Reed’s article detailed “an email to board Chairman Phil Adams the day before a Dec. 14 meeting to name an interim president, (where) Perry suggested that Diedrich, the system’s vice chancellor for strategic initiatives, be promoted to serve as a direct line of communication between the board and the executive and legislative branches of government in Austin.”

Didn’t happen. Strike two. Would that be the last of Texas A&M and Chancellor Sharp hearing from Gov. Rick Perry? Things were deathly silent for five months, until the launching of an audit at A&M (and some other schools) just because the University of North Texas had misspent some taxpayer funds “without being caught.”
Comparing and contrasting the latest at Aggieland to actions and activities of almost two decades ago, with respect to Governor Perry, a certain movie comes to mind.

Remember that scene in Aaron Sorkin’s movie, “The American President,” where Michael Douglas has to go on camera and refute some more slings and arrows tossed at him by opponent candidate Bob Rumson, played by Richard Dreyfus? Check out the quote on imdb.com; this one's a favorite.

We've got serious problems, and we need serious people, and if you want to talk about character, Bob, you'd better come at me with more than a burning flag and a membership card. If you want to talk about character and American values, fine. Just tell me where and when, and I'll show up. This is a time for serious people, Bob, and your fifteen minutes are up. My name is Andrew Shepherd, and I am the President.’

And, until November, 2014, Rick Perry is the Governor.

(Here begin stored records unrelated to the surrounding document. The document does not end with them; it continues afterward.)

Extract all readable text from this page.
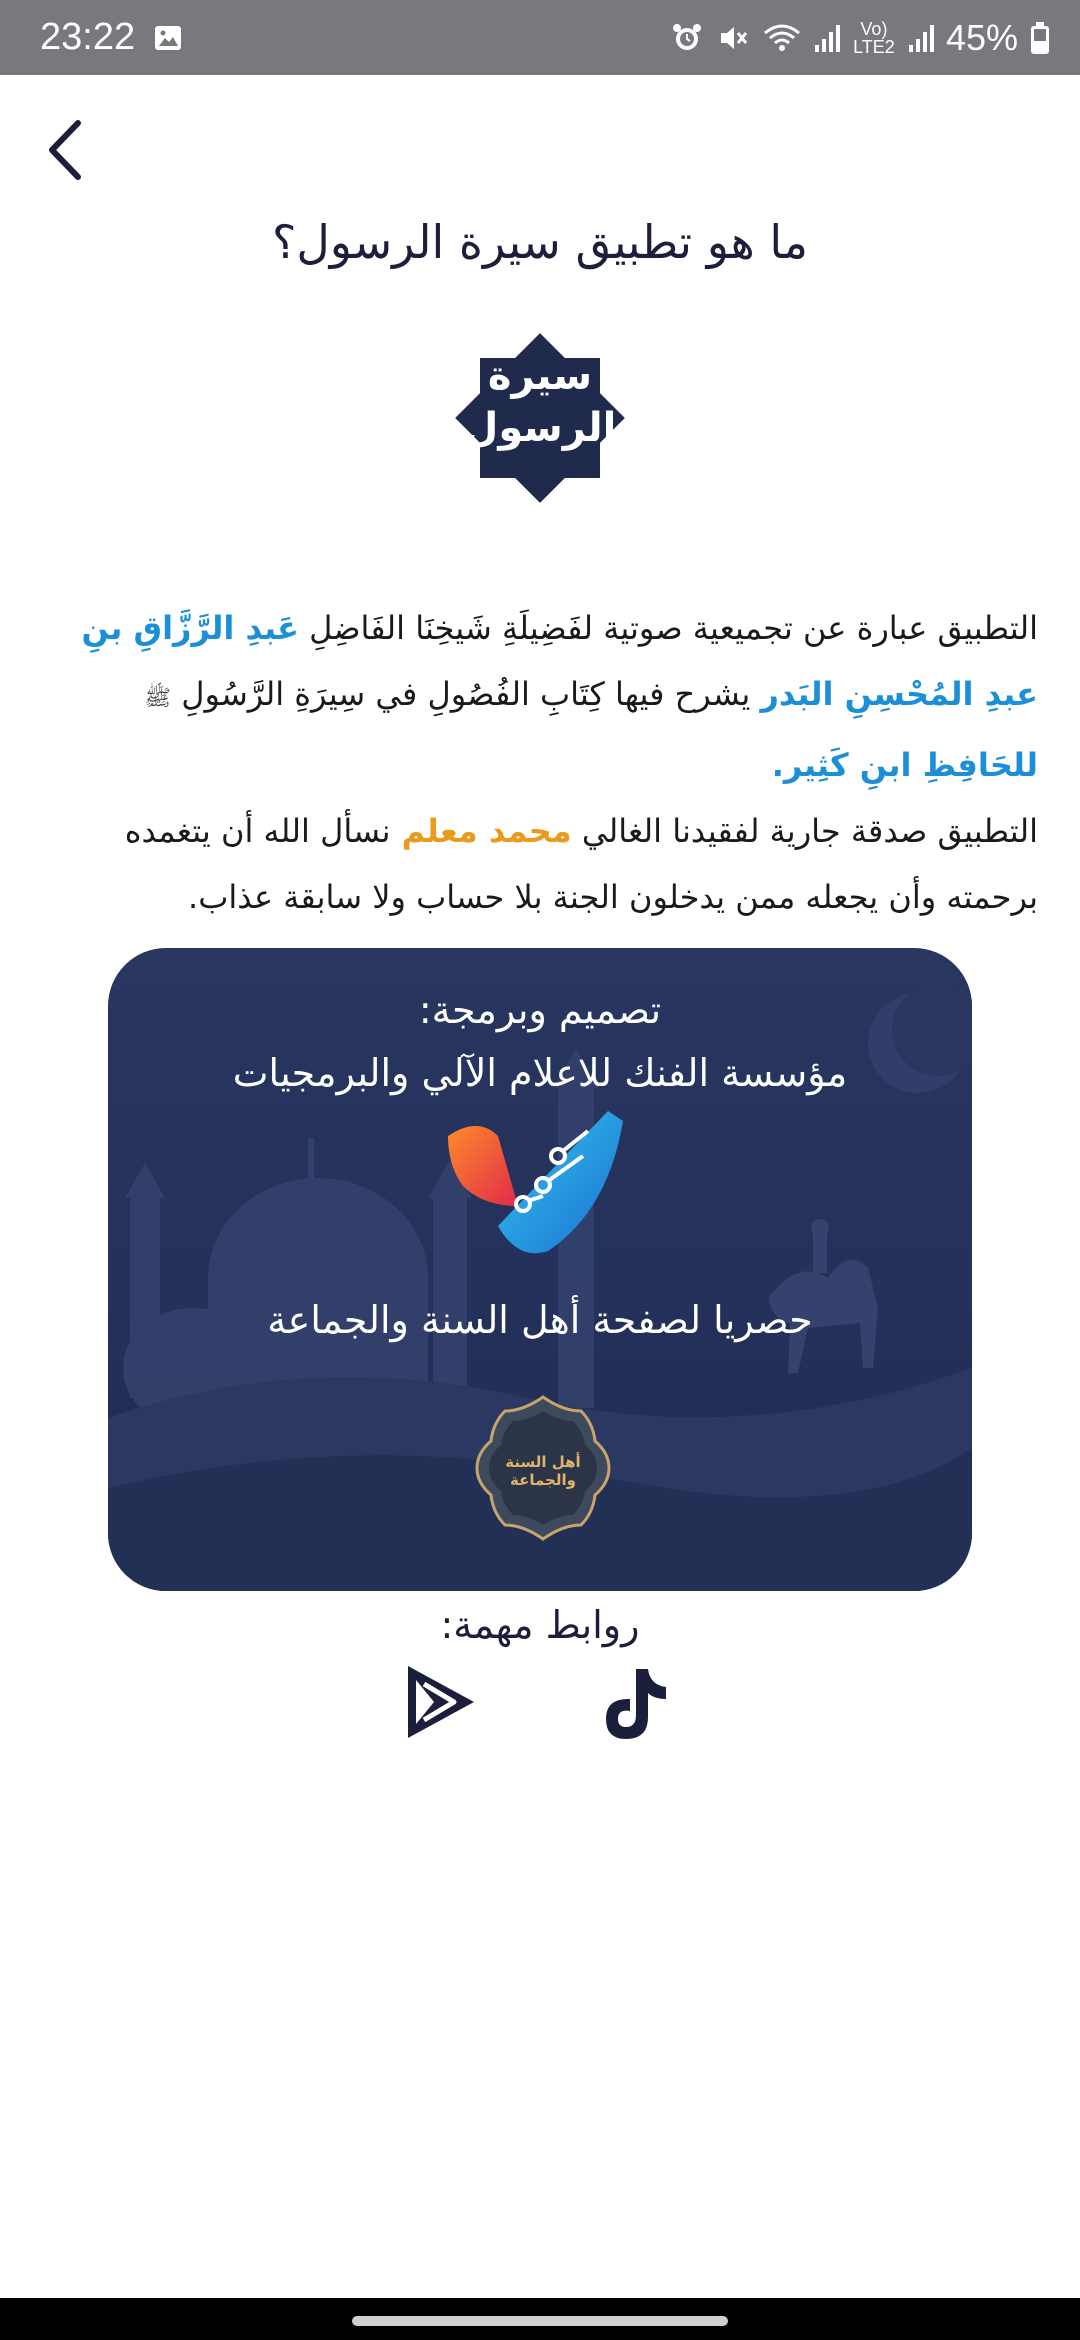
23:22	Vo) LTE2 45%
ما هو تطبيق سيرة الرسول؟
سيرة
الرسول
التطبيق عبارة عن تجميعية صوتية لفَضِيلَةِ شَيخِنَا الفَاضِلِ عَبدِ الرَّزَّاقِ بنِ عبدِ المُحْسِنِ البَدر يشرح فيها كِتَابِ الفُصُولِ في سِيرَةِ الرَّسُولِ ﷺ للحَافِظِ ابنِ كَثِير.
التطبيق صدقة جارية لفقيدنا الغالي محمد معلم نسأل الله أن يتغمده برحمته وأن يجعله ممن يدخلون الجنة بلا حساب ولا سابقة عذاب.
تصميم وبرمجة:
مؤسسة الفنك للاعلام الآلي والبرمجيات
حصريا لصفحة أهل السنة والجماعة
أهل السنة والجماعة
روابط مهمة:
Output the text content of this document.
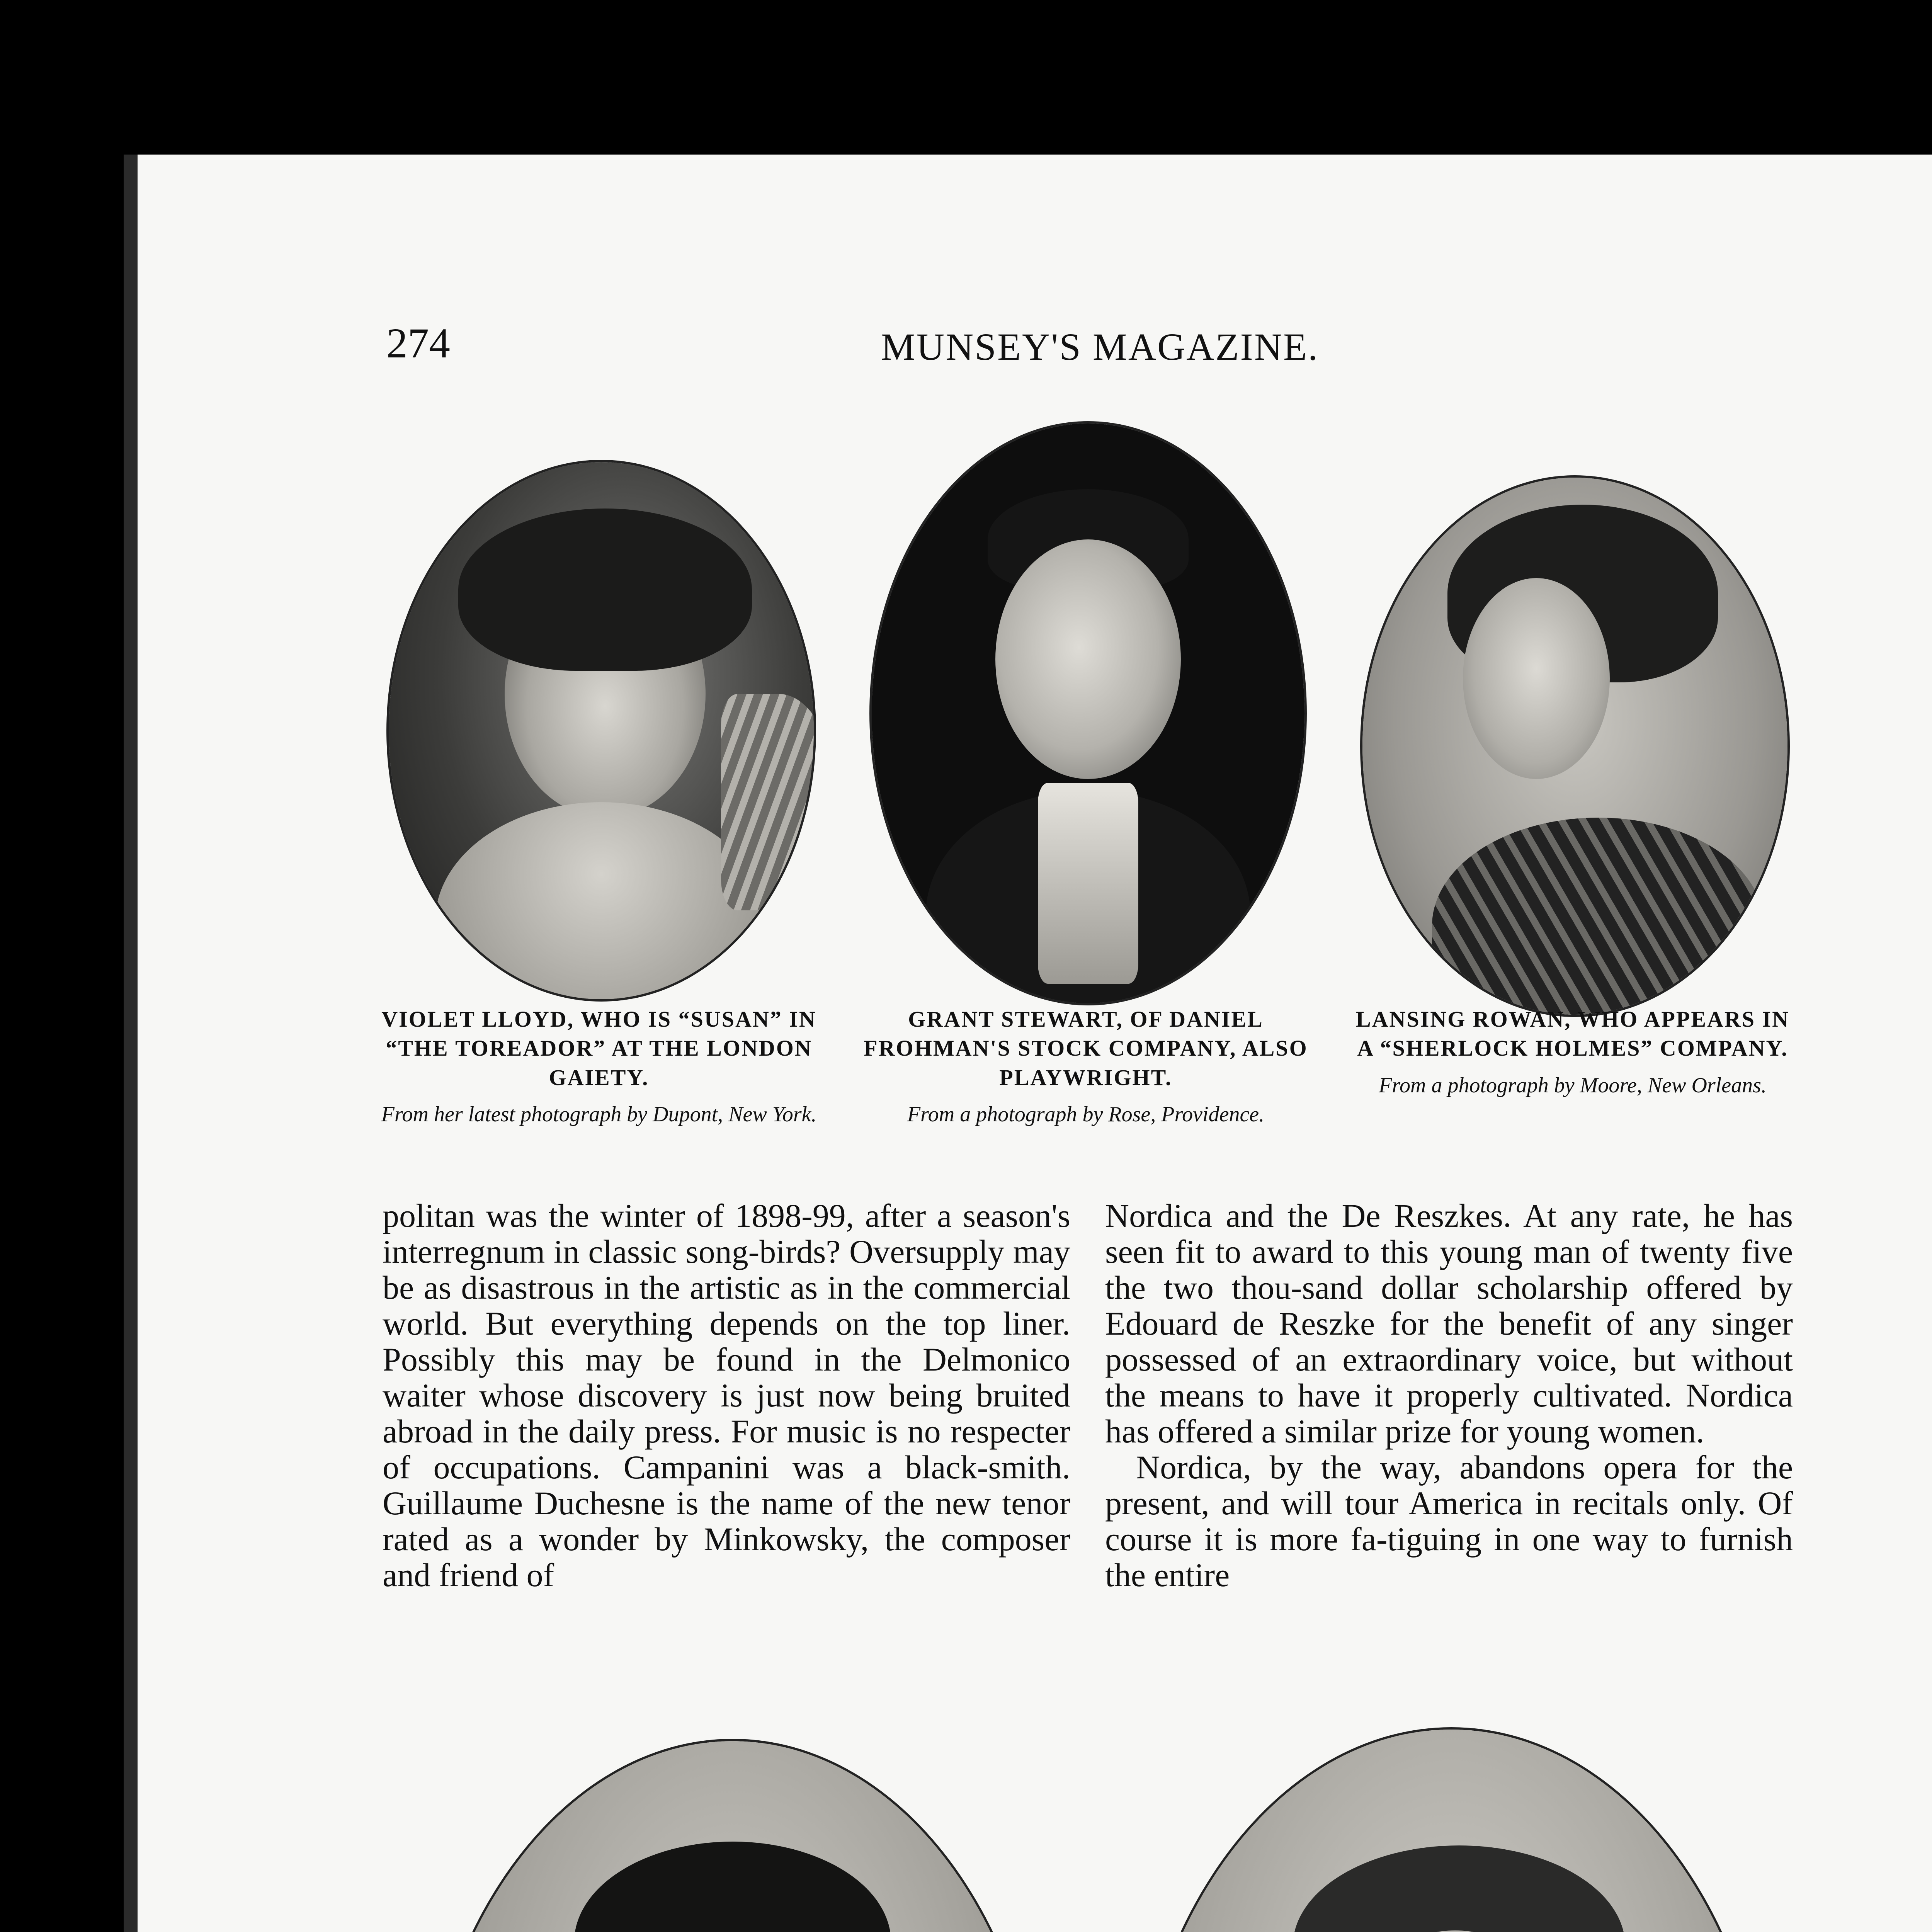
274	MUNSEY'S MAGAZINE.
VIOLET LLOYD, WHO IS “SUSAN” IN “THE TOREADOR” AT THE LONDON GAIETY.
From her latest photograph by Dupont, New York.
GRANT STEWART, OF DANIEL FROHMAN'S STOCK COMPANY, ALSO PLAYWRIGHT.
From a photograph by Rose, Providence.
LANSING ROWAN, WHO APPEARS IN A “SHERLOCK HOLMES” COMPANY.
From a photograph by Moore, New Orleans.

politan was the winter of 1898-99, after a season's interregnum in classic song-birds? Oversupply may be as disastrous in the artistic as in the commercial world. But everything depends on the top liner. Possibly this may be found in the Delmonico waiter whose discovery is just now being bruited abroad in the daily press. For music is no respecter of occupations. Campanini was a black-smith. Guillaume Duchesne is the name of the new tenor rated as a wonder by Minkowsky, the composer and friend of

Nordica and the De Reszkes. At any rate, he has seen fit to award to this young man of twenty five the two thou-sand dollar scholarship offered by Edouard de Reszke for the benefit of any singer possessed of an extraordinary voice, but without the means to have it properly cultivated. Nordica has offered a similar prize for young women.

Nordica, by the way, abandons opera for the present, and will tour America in recitals only. Of course it is more fa-tiguing in one way to furnish the entire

The audit is now done on John Sharp’s watch as Texas A&M Chancellor. Now, these audits take almost a year to conduct and even longer to write up, discuss with the parties in place at A&M, negotiate what items stay in the audit report (behind closed doors, yes this does happen), and which ones get filtered out because administration has already shown how controls have been put in place to clarify and correct some things out of whack.

So, what was the point of ordering the audit? Was it standard operating procedure or was it Capitol backlash? What does the future hold in Texas and national politics for Aggies John Sharp and Rick Perry? What do they really want next, from what will likely be the very last political offices or appointments of their employment careers? With what legacy will they each leave Texas A&M and the State of Texas? Which young Aggies do they both mentor today, as they were mentored? Which buildings in the state will bear their names in the future, signifying the contributions each made to their respective positions in office?

Texas Aggies are as loyal to their school, they believe, as no other students could ever be devoted to their alma mater. Aggies are leaders, to be sure. Aggies are generous, to be sure. Many still believe the Aggie Code of Honor: “Aggies do not lie, cheat, steal, nor tolerate those who do.” Time and likely additional quality investigative reporting from The Eagle’s Allen Reed and other statewide journalists, will reveal the answers to those questions posed…to be sure.